Ultimatum and the Parallax Effect

Many users of Ultimatum ask us how to achieve the Parallax effect in the child themes they are making. Whilst it is possible to add the effect using a plugin, this tutorial will take a look at the features already built-in to Ultimatum.

What IS the Parallax Effect?

Is is an effect that gives the viewer the impression that a view is moving as they do; a trick of perspective (the word parallax derives from the Greek word parallaxis, which means alteration). Imagine you were in a corridor with a window in it and you were walking along the corridor as you look out of the window. The view you would see moves as you do. Web design Parallax is the same; as the site visitor scrolls the page, the ‘window’ (a container on the page) moves, and so what you see ‘through’ that ‘window’ also moves. Why use it? Because it draws the eye and focusses the eye of the site visitor to that element, holding their attention. Place some information over the container and you make its message stronger.

When to Use the Parallax Effect

The effect works best if the parallax container is some way down a long page. Preferably towards or at the bottom of the screen when the page is first opened, the page should scroll far enough to move it up and off the top of the page. And you need a message to put over it. Because text over images is often hard to read, you might try a simple trick like having the image in a monotone, an effect most image editors can easily achieve.

Ultimatum has Native Parallax Support

Ultimatum already comes built ready for the Parallax effect, so there is no need to use a plugin. No complex coding, but, depending on what ‘look’ you want to achieve, you might need to add a small amount of custom css. Ultimatum uses the Stellar.js JavaScript, written by Mark Dalgleish. Here is an example:

Sample Parallax page.

How to do it in Ultimatum

parallax-screenshotInsert a row in a layout where you want the Parallax effect.

In the bottom left find the edit icon and open the Wrapper CSS panel.
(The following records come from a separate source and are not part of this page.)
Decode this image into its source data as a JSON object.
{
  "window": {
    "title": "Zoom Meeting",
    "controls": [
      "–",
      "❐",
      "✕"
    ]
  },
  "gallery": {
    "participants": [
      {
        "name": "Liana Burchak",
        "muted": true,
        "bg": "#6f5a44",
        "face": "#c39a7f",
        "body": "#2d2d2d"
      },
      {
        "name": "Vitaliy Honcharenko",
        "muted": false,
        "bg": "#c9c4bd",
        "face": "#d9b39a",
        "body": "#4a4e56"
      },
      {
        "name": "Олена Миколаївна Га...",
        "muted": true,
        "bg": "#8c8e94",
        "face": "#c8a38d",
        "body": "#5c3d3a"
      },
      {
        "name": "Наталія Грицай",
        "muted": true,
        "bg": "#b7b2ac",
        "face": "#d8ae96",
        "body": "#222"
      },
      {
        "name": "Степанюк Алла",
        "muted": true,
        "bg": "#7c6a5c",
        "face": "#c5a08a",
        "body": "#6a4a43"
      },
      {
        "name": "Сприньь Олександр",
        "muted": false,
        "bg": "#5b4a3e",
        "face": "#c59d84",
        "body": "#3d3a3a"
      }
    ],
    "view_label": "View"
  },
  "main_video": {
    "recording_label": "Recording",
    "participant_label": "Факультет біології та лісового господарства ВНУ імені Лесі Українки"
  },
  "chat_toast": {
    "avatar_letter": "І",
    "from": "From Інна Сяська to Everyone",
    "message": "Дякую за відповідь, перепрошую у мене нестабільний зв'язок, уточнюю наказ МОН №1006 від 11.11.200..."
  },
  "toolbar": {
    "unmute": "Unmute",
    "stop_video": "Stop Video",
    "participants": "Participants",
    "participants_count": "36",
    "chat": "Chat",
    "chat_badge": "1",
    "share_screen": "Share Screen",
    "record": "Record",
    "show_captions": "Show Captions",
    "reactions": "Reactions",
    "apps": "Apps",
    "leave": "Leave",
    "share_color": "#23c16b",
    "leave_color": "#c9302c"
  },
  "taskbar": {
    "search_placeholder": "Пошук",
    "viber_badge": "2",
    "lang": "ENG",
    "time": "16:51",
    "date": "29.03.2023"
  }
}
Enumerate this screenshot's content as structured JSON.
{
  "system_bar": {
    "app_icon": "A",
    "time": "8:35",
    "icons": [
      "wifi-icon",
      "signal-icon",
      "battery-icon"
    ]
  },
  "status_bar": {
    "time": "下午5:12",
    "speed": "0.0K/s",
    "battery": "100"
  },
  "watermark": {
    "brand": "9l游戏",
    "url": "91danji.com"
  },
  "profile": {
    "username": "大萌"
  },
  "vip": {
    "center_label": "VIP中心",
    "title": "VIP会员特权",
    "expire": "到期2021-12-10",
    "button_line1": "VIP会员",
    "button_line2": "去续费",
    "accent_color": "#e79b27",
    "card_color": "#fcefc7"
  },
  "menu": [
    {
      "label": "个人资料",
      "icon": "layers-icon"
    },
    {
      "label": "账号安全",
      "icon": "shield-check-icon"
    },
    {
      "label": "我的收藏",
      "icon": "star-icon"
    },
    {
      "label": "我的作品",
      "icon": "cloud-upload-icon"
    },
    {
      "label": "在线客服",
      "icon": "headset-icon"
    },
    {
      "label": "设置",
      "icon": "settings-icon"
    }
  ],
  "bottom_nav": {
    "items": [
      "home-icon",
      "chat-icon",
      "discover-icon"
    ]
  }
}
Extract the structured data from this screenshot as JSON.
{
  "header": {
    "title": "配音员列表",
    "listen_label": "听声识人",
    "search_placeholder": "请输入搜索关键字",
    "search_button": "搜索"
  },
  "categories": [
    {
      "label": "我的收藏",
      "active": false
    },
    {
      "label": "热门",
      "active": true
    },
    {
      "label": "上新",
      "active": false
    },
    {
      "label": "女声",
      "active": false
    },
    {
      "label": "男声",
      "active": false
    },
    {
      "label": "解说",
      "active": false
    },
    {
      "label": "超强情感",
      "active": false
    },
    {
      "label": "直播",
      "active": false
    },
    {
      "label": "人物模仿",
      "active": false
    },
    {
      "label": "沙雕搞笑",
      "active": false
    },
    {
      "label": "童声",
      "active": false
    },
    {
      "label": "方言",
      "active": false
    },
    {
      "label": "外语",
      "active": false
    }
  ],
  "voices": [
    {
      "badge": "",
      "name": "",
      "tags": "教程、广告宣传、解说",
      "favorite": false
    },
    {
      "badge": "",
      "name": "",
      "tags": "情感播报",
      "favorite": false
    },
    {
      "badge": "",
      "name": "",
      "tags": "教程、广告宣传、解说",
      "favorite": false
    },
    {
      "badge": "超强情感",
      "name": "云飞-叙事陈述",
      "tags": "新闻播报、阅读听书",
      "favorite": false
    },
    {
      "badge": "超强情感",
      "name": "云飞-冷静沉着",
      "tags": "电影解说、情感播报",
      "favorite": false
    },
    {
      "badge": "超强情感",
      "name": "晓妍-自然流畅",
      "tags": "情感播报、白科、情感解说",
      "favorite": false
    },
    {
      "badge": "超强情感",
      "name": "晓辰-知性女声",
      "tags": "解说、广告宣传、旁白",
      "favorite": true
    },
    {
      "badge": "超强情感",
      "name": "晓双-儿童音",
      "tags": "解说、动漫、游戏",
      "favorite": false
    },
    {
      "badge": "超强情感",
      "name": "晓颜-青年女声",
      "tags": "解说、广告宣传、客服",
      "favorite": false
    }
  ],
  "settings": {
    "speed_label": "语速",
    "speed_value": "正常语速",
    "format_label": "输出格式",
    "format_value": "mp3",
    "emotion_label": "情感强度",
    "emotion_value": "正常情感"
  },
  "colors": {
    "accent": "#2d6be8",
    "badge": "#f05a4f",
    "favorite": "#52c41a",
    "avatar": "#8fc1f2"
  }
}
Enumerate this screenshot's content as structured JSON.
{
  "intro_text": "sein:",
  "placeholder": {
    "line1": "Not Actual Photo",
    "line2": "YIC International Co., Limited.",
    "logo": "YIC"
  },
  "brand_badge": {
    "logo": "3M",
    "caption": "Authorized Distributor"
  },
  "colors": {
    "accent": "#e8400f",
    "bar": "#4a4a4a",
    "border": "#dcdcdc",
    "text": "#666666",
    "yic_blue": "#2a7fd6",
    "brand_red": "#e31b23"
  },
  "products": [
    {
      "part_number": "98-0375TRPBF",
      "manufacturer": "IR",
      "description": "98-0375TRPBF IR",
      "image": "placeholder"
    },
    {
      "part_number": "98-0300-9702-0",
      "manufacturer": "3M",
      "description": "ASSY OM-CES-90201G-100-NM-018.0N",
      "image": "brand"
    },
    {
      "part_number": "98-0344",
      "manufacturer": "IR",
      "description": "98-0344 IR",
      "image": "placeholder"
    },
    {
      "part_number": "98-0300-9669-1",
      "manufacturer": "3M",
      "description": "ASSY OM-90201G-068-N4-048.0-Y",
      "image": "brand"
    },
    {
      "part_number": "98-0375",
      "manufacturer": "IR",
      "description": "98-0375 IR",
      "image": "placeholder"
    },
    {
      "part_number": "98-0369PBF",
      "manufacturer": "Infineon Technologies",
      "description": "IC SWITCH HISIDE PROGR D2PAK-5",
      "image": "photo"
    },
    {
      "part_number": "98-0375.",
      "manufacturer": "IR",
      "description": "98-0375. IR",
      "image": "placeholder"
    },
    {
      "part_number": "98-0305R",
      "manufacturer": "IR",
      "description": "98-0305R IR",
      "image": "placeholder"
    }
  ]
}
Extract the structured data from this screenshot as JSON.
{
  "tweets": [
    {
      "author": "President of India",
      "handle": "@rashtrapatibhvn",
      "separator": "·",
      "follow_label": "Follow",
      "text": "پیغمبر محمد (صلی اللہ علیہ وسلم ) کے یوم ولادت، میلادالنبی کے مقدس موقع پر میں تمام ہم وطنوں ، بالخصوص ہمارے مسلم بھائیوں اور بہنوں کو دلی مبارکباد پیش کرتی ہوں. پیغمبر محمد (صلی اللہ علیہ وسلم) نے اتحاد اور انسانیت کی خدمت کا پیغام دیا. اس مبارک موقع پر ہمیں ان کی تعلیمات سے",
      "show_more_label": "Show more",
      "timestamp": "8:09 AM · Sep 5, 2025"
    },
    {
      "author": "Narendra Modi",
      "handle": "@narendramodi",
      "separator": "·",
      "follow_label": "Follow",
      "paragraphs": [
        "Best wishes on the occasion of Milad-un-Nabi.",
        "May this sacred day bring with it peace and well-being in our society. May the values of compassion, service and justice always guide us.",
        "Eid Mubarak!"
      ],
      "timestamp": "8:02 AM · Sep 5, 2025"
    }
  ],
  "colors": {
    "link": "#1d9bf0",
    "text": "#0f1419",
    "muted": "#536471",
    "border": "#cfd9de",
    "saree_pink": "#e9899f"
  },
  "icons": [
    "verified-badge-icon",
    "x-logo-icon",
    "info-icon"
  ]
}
In the ‘Background Color and Image’ accordion, insert the desired background image and set ‘Image Repeat’ to No Repeat.

In the ‘Additional Classes’ accordion, give it a Custom CSS Class: parallax. If you want to give it some height and make it responsive, give it a second custom CSS class. I am going to add a class called parallax-1. In custom CSS I set this to:

.cwp-parallax {
background-size: cover;
padding-bottom: 40%;

That’s it you have a parallax section in your layout.

by Trevor Nelmes

Trevor is the head of support and testing at Ultimatum Theme and owns a WordPress-based web design business called CDNWebDesign. He has been programming since the 1970's and web designing since 1999. In his spare time, he likes to take scenic photographs in the beautiful Cotswolds in the UK.


  1. Great post! Thank you for this. One question. Is there a way to use this within a page in a instead of creating a row in the Ultimatum layout?

  2. Hi Trevor, I’m an absolute beginner of ultimatum, I’m just trying to make some initial training. I did it all, but, where should I add this text?